El Encanto de la Música Colombiana en Monterrey
A Pedro Valdés, líder de Sonido Monarca, la música colombiana llegó “por el aire”. A su temprana edad, hace cinco décadas en el barrio popular de Independencia, Monterrey, las trompetas de aire en las calles eran la banda sonora de su infancia. Desde cumbias hasta vallenatos resonaban en cada rincón y marcaban su vida.
Un Legado Musical
“El viento traía todo el ruido; venía de ese lado y se escuchaba por todo el barrio”, comenta Valdés, apuntando hacia los coloridos hogares de “La Indepen”, como también se le conoce a este barrio. A su lado se encuentran otros siete “sonideros”, coleccionistas de vinilos que han dedicado cuatro décadas a ambientar fiestas, considerados leyendas en esta ciudad industrial del norte de México.
Vibrante Atmosfera
Un viernes por la mañana, el sol brilla intensamente. La fresca brisa, impregnada de melodías, se siente después de la lluvia de la noche anterior. Los autos que pasan por las empinadas calles suenan con música colombiana, mientras los murales de sombreros vueltiao, tambores y acordeones adornan el vecindario, simbolizando una Colombia remota que, aquí, casi parece un mito.
Conexiones Emocionales
Al reunirme con Gabriel Duéñez, pionero en este culto por la música colombiana y paladín de la dinastía sonidera, escucho a sus discípulos intentar explicar la fascinación. “¿Qué les gusta tanto de Colombia?”, pregunto.
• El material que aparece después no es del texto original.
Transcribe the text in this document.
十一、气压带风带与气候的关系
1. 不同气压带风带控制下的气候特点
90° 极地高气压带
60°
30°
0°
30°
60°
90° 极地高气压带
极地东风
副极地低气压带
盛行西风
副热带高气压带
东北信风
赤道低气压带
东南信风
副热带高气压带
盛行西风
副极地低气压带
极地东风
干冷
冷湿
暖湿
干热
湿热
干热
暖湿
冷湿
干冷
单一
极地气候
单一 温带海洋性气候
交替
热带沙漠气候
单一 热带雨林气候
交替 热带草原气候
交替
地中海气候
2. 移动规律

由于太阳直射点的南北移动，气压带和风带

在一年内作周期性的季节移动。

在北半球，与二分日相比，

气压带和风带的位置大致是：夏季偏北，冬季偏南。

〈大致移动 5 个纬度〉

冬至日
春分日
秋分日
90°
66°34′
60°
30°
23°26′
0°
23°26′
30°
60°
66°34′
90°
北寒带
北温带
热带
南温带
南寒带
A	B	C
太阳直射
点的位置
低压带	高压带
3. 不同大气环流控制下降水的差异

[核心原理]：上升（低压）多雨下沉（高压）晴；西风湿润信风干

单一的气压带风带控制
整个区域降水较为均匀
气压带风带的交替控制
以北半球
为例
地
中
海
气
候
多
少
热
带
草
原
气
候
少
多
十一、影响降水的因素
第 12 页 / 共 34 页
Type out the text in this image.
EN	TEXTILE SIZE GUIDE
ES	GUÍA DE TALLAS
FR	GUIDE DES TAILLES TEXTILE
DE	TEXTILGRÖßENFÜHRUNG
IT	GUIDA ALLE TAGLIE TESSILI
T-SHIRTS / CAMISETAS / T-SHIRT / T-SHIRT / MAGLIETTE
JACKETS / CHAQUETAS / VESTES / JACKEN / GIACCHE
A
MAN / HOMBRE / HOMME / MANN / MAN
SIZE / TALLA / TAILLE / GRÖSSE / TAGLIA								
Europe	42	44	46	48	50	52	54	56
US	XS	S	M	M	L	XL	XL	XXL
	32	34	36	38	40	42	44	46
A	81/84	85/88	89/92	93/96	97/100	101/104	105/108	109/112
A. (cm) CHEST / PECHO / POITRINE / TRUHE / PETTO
- “Principalmente el folclore”, responde Abel Sánchez de Sonido Colombia.
- “Su gente”, agrega Francisco Ontiveros de Sonido Brasilia. “Son muy amigables y te reciben con los brazos abiertos”.
Intento captar algo más allá de lo superficial, pero su interés no parece ir más allá de la música. Conoce los detalles de las disqueras legendarias, biografías de músicos y matices de las canciones, mucho más de lo que un colombiano promedio podría saber.
Historia a Través de la Música
José Juan Olvera, sociólogo y periodista, ha dedicado su carrera a investigar la música en el norte de México. En su libro “Colombianos en Monterrey”, describe cómo la música colombiana se convirtió en un recurso esencial para la identidad y cohesión de comunidades marginalizadas.
Olvera explica que Monterrey atrajo a migrantes de todo México entre los años 50 y 80, quienes encontraron en la música colombiano un canal para compartir experiencias y formar un sentido de pertenencia.
Se han enfrentado a estigmas; al comienzo, eran conocidos despectivamente como “los colombia”, antes de que se asociara a Colombia por el narcotráfico. La llegada de la música ha permitido que estos habitantes marginados se sientan parte de algo más grande.
Impacto Cultural
En esta pequeña comunidad de “La Indepen”, descubro un reflejo de la influencia cultural que Colombia ejerce en la región. La música colombiana ha trascendido fronteras, uniendo a personas diversas a través del ritmo de la cumbia, una mezcla de culturas que se hace eco en varios países de América Latina.
Celebración a Través del Ritmo
Durante mi conversación con los sonideros, Abel Sánchez subraya: “La música colombiana es para bailar, te levanta de la silla”. Esta afirmación resuena con la esencia de Colombia, un país que no solo celebra su cultura, sino que también comparte su alegría con el mundo a través de la música.
Reflexión Final
Al final de mi búsqueda, no solo encontré música, sino también un profundo sentido de comunidad y pertenencia que trasciende fronteras. Así, esta relación cultural entre Monterrey y Colombia es un claro ejemplo de cómo la música puede unir vidas y crear identidad.
Conclusión
En Monterrey, el espíritu colombiano se vive a través de cada nota y cada ritmo, convirtiendo a la música en un puente entre culturas y recuerdos. El legado de la música colombiana es una celebración constante, que une corazones en un baile intercontinental.
- La música colombiana ha creado una identidad única en Monterrey.
- Los sonideros han mantenido viva la tradición musical durante décadas.
- La cumbia, símbolo de unión, se celebra en la comunidad regiomontana.
- Las conexiones culturales entre Monterrey y Colombia son más profundas de lo que parecen.